Getting subprocess call error while building scorer

I am trying to build customised scorer (language model) for speech-to-text using DeepSpeech in colab. While calling generate_lm.py getting this error:

File “generate_lm.py”, line 210, in
main()
File “generate_lm.py”, line 201, in main
build_lm(args, data_lower, vocab_str)
File “generate_lm.py”, line 126, in build_lm
binary_path,
File “/usr/lib/python3.7/subprocess.py”, line 363, in check_call
raise CalledProcessError(retcode, cmd)
subprocess.CalledProcessError: Command ‘[’/content/DeepSpeech/native_client/kenlm/build/bin/build_binary’, ‘-a’, ‘255’, ‘-q’, ‘8’, ‘-v’, ‘trie’, ‘/content/DeepSpeech/data/lm/lm_filtered.arpa’, ‘/content/DeepSpeech/data/lm/lm.binary’]’ died with <Signals.SIGSEGV: 11>.

Calling the script generate_lm.py like this :

! python3 generate_lm.py --input_txt hindi_tokens.txt --output_dir /content/DeepSpeech/data/lm --top_k 500000 --kenlm_bins /content/DeepSpeech/native_client/kenlm/build/bin/ --arpa_order 5 --max_arpa_memory “85%” --arpa_prune “0|0|1” --binary_a_bits 255 --binary_q_bits 8 --binary_type trie

I am having the exact same problem, still haven’t figured out the solution, the worse part is that I had it working and building different scorers just over a month ago. I had to clean my environment, and although I think I’m following the same steps setting up my environment it’s now giving me this error.

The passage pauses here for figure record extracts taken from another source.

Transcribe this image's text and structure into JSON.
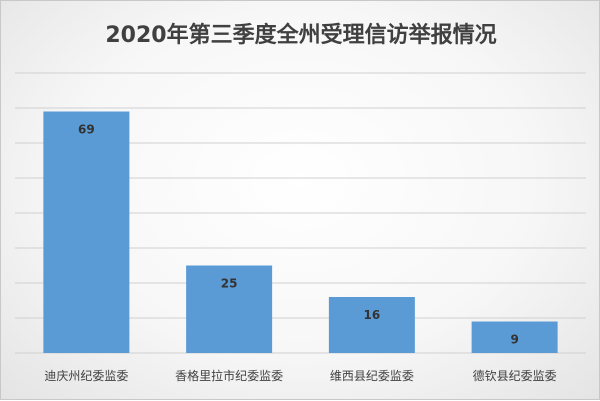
{
  "chart_data": {
    "type": "bar",
    "title": "2020年第三季度全州受理信访举报情况",
    "categories": [
      "迪庆州纪委监委",
      "香格里拉市纪委监委",
      "维西县纪委监委",
      "德钦县纪委监委"
    ],
    "values": [
      69,
      25,
      16,
      9
    ],
    "data_labels": [
      "69",
      "25",
      "16",
      "9"
    ],
    "ylim": [
      0,
      80
    ],
    "grid": true,
    "legend": "none",
    "bar_color": "#5b9bd5",
    "grid_color": "#d0d0d0"
  }
}
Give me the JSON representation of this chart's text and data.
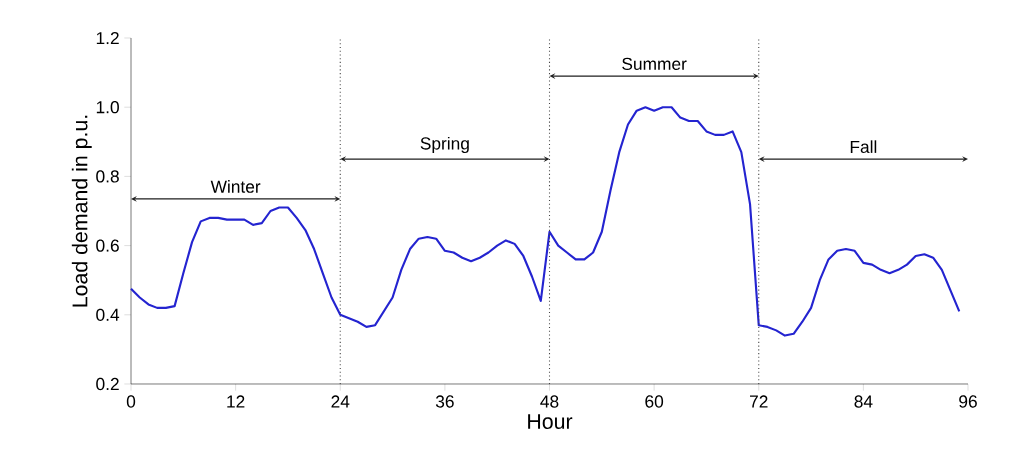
{
  "chart_data": {
    "type": "line",
    "xlabel": "Hour",
    "ylabel": "Load demand in p.u.",
    "x": [
      0,
      1,
      2,
      3,
      4,
      5,
      6,
      7,
      8,
      9,
      10,
      11,
      12,
      13,
      14,
      15,
      16,
      17,
      18,
      19,
      20,
      21,
      22,
      23,
      24,
      25,
      26,
      27,
      28,
      29,
      30,
      31,
      32,
      33,
      34,
      35,
      36,
      37,
      38,
      39,
      40,
      41,
      42,
      43,
      44,
      45,
      46,
      47,
      48,
      49,
      50,
      51,
      52,
      53,
      54,
      55,
      56,
      57,
      58,
      59,
      60,
      61,
      62,
      63,
      64,
      65,
      66,
      67,
      68,
      69,
      70,
      71,
      72,
      73,
      74,
      75,
      76,
      77,
      78,
      79,
      80,
      81,
      82,
      83,
      84,
      85,
      86,
      87,
      88,
      89,
      90,
      91,
      92,
      93,
      94,
      95
    ],
    "series": [
      {
        "color": "#2424d0",
        "values": [
          0.475,
          0.45,
          0.43,
          0.42,
          0.42,
          0.425,
          0.52,
          0.61,
          0.67,
          0.68,
          0.68,
          0.675,
          0.675,
          0.675,
          0.66,
          0.665,
          0.7,
          0.71,
          0.71,
          0.68,
          0.645,
          0.59,
          0.52,
          0.45,
          0.4,
          0.39,
          0.38,
          0.365,
          0.37,
          0.41,
          0.45,
          0.53,
          0.59,
          0.62,
          0.625,
          0.62,
          0.585,
          0.58,
          0.565,
          0.555,
          0.565,
          0.58,
          0.6,
          0.615,
          0.605,
          0.57,
          0.51,
          0.44,
          0.64,
          0.6,
          0.58,
          0.56,
          0.56,
          0.58,
          0.64,
          0.76,
          0.87,
          0.95,
          0.99,
          1.0,
          0.99,
          1.0,
          1.0,
          0.97,
          0.96,
          0.96,
          0.93,
          0.92,
          0.92,
          0.93,
          0.87,
          0.72,
          0.37,
          0.365,
          0.355,
          0.34,
          0.345,
          0.38,
          0.42,
          0.5,
          0.56,
          0.585,
          0.59,
          0.585,
          0.55,
          0.545,
          0.53,
          0.52,
          0.53,
          0.545,
          0.57,
          0.575,
          0.565,
          0.53,
          0.47,
          0.41
        ]
      }
    ],
    "xlim": [
      0,
      96
    ],
    "xticks": [
      0,
      12,
      24,
      36,
      48,
      60,
      72,
      84,
      96
    ],
    "ylim": [
      0.2,
      1.2
    ],
    "yticks": [
      0.2,
      0.4,
      0.6,
      0.8,
      {
        "value": 1,
        "label": "1.0"
      },
      1.2
    ],
    "ref_lines": [
      {
        "axis": "x",
        "value": 24,
        "color": "#444444",
        "line_style": "dotted"
      },
      {
        "axis": "x",
        "value": 48,
        "color": "#444444",
        "line_style": "dotted"
      },
      {
        "axis": "x",
        "value": 72,
        "color": "#444444",
        "line_style": "dotted"
      }
    ],
    "annotations": [
      "Winter",
      "Spring",
      "Summer",
      "Fall"
    ],
    "grid": false,
    "marker": "none",
    "line_style": "solid"
  }
}
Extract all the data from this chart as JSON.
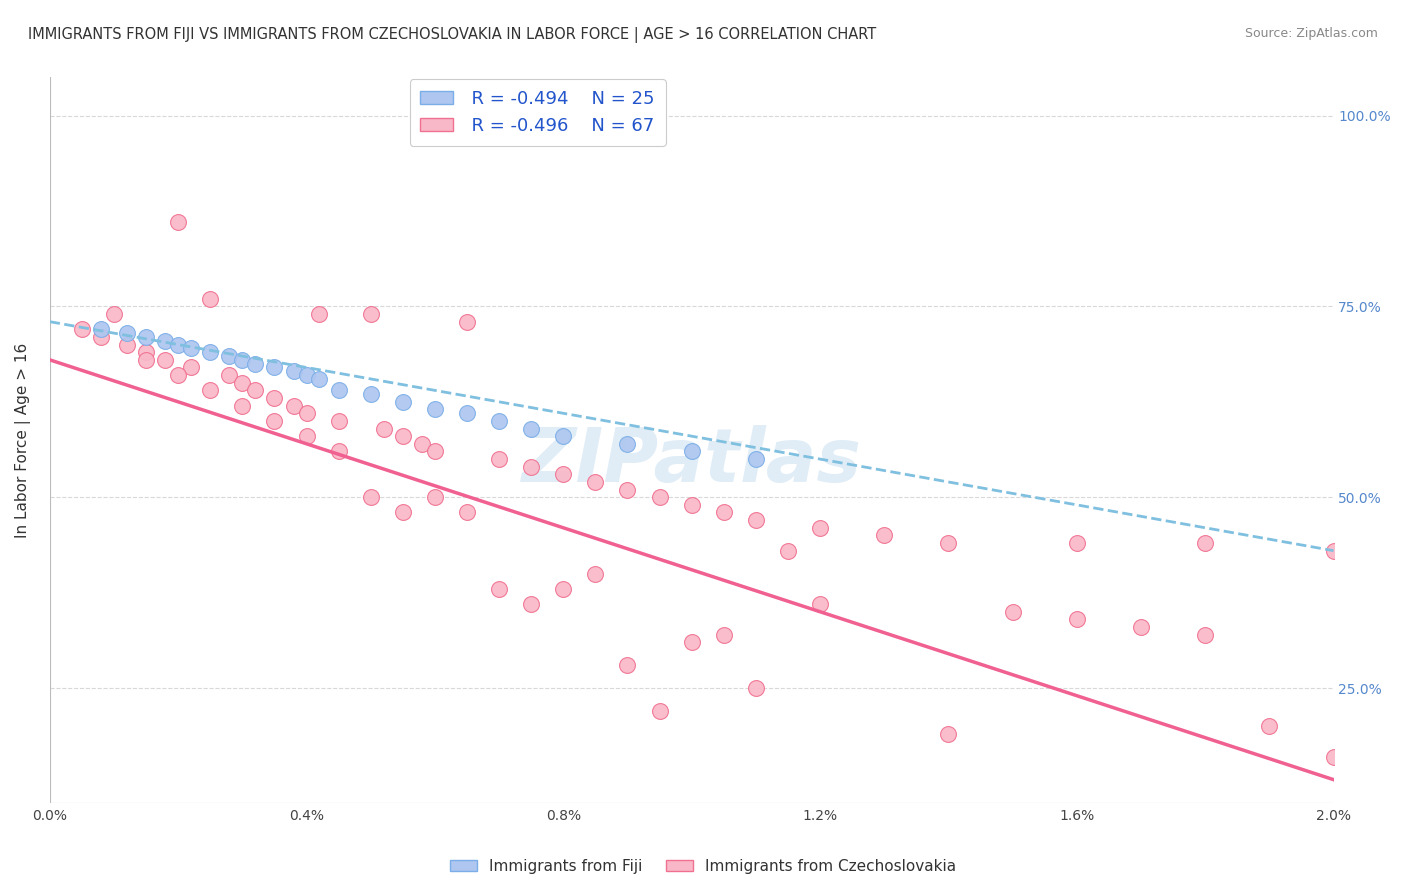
{
  "title": "IMMIGRANTS FROM FIJI VS IMMIGRANTS FROM CZECHOSLOVAKIA IN LABOR FORCE | AGE > 16 CORRELATION CHART",
  "source": "Source: ZipAtlas.com",
  "ylabel": "In Labor Force | Age > 16",
  "legend_fiji_r": "R = -0.494",
  "legend_fiji_n": "N = 25",
  "legend_czech_r": "R = -0.496",
  "legend_czech_n": "N = 67",
  "fiji_color": "#aec6f0",
  "fiji_edge": "#7baee8",
  "czech_color": "#f9b8c8",
  "czech_edge": "#f07090",
  "fiji_line_color": "#7fbfdf",
  "czech_line_color": "#f06090",
  "background_color": "#ffffff",
  "grid_color": "#d8d8d8",
  "watermark": "ZIPatlas",
  "fiji_scatter_x": [
    0.0008,
    0.0012,
    0.0015,
    0.0018,
    0.002,
    0.0022,
    0.0025,
    0.0028,
    0.003,
    0.0032,
    0.0035,
    0.0038,
    0.004,
    0.0042,
    0.0045,
    0.005,
    0.0055,
    0.006,
    0.0065,
    0.007,
    0.0075,
    0.008,
    0.009,
    0.01,
    0.011
  ],
  "fiji_scatter_y": [
    0.72,
    0.715,
    0.71,
    0.705,
    0.7,
    0.695,
    0.69,
    0.685,
    0.68,
    0.675,
    0.67,
    0.665,
    0.66,
    0.655,
    0.64,
    0.635,
    0.625,
    0.615,
    0.61,
    0.6,
    0.59,
    0.58,
    0.57,
    0.56,
    0.55
  ],
  "czech_scatter_x": [
    0.0005,
    0.0008,
    0.001,
    0.0012,
    0.0015,
    0.0018,
    0.002,
    0.0022,
    0.0025,
    0.0028,
    0.003,
    0.0032,
    0.0035,
    0.0038,
    0.004,
    0.0042,
    0.0045,
    0.005,
    0.0052,
    0.0055,
    0.0058,
    0.006,
    0.0065,
    0.007,
    0.0075,
    0.008,
    0.0085,
    0.009,
    0.0095,
    0.01,
    0.0105,
    0.011,
    0.012,
    0.013,
    0.014,
    0.015,
    0.016,
    0.017,
    0.018,
    0.019,
    0.02,
    0.0025,
    0.0045,
    0.0065,
    0.0085,
    0.0105,
    0.003,
    0.005,
    0.007,
    0.009,
    0.011,
    0.0015,
    0.0035,
    0.0055,
    0.0075,
    0.0095,
    0.0115,
    0.002,
    0.004,
    0.006,
    0.008,
    0.01,
    0.016,
    0.018,
    0.02,
    0.012,
    0.014
  ],
  "czech_scatter_y": [
    0.72,
    0.71,
    0.74,
    0.7,
    0.69,
    0.68,
    0.86,
    0.67,
    0.76,
    0.66,
    0.65,
    0.64,
    0.63,
    0.62,
    0.61,
    0.74,
    0.6,
    0.74,
    0.59,
    0.58,
    0.57,
    0.56,
    0.73,
    0.55,
    0.54,
    0.53,
    0.52,
    0.51,
    0.5,
    0.49,
    0.48,
    0.47,
    0.46,
    0.45,
    0.44,
    0.35,
    0.34,
    0.33,
    0.32,
    0.2,
    0.16,
    0.64,
    0.56,
    0.48,
    0.4,
    0.32,
    0.62,
    0.5,
    0.38,
    0.28,
    0.25,
    0.68,
    0.6,
    0.48,
    0.36,
    0.22,
    0.43,
    0.66,
    0.58,
    0.5,
    0.38,
    0.31,
    0.44,
    0.44,
    0.43,
    0.36,
    0.19
  ],
  "fiji_line": {
    "x0": 0.0,
    "y0": 0.73,
    "x1": 0.02,
    "y1": 0.43
  },
  "czech_line": {
    "x0": 0.0,
    "y0": 0.68,
    "x1": 0.02,
    "y1": 0.13
  },
  "xlim": [
    0.0,
    0.02
  ],
  "ylim": [
    0.1,
    1.05
  ],
  "y_ticks": [
    0.25,
    0.5,
    0.75,
    1.0
  ],
  "x_tick_count": 6
}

I actually think I figured it out, if not at least a work around, try reducing the top_k. I was making a smaller scorer (only have just over 3000 phrases in it and had to use --discount_fallback), but when I dropped top_k to 965 (lots of trial and error to find that number) it worked.

Thank you ! By reducing top_k to 15000 i am able to execute the code. I have 42594 phrases. But is there any way to find the suitable value for top_k without manual checking? Also didn’t get any details about top_k parameter. Please share if you know more about this. Thanks for replying.

You are most welcome, I’m glad it worked for you as well. I also struggled to find a good value for top_k, looking at the values that worked for us I’m guessing it might be around 1/3rd total phrases, but that could be a coincidence and it could have to do with how many unique words there are. From what I could figure out, top_k is how many of the most common words you would like used in the scorer, although I am unsure how exactly the scorer uses that information.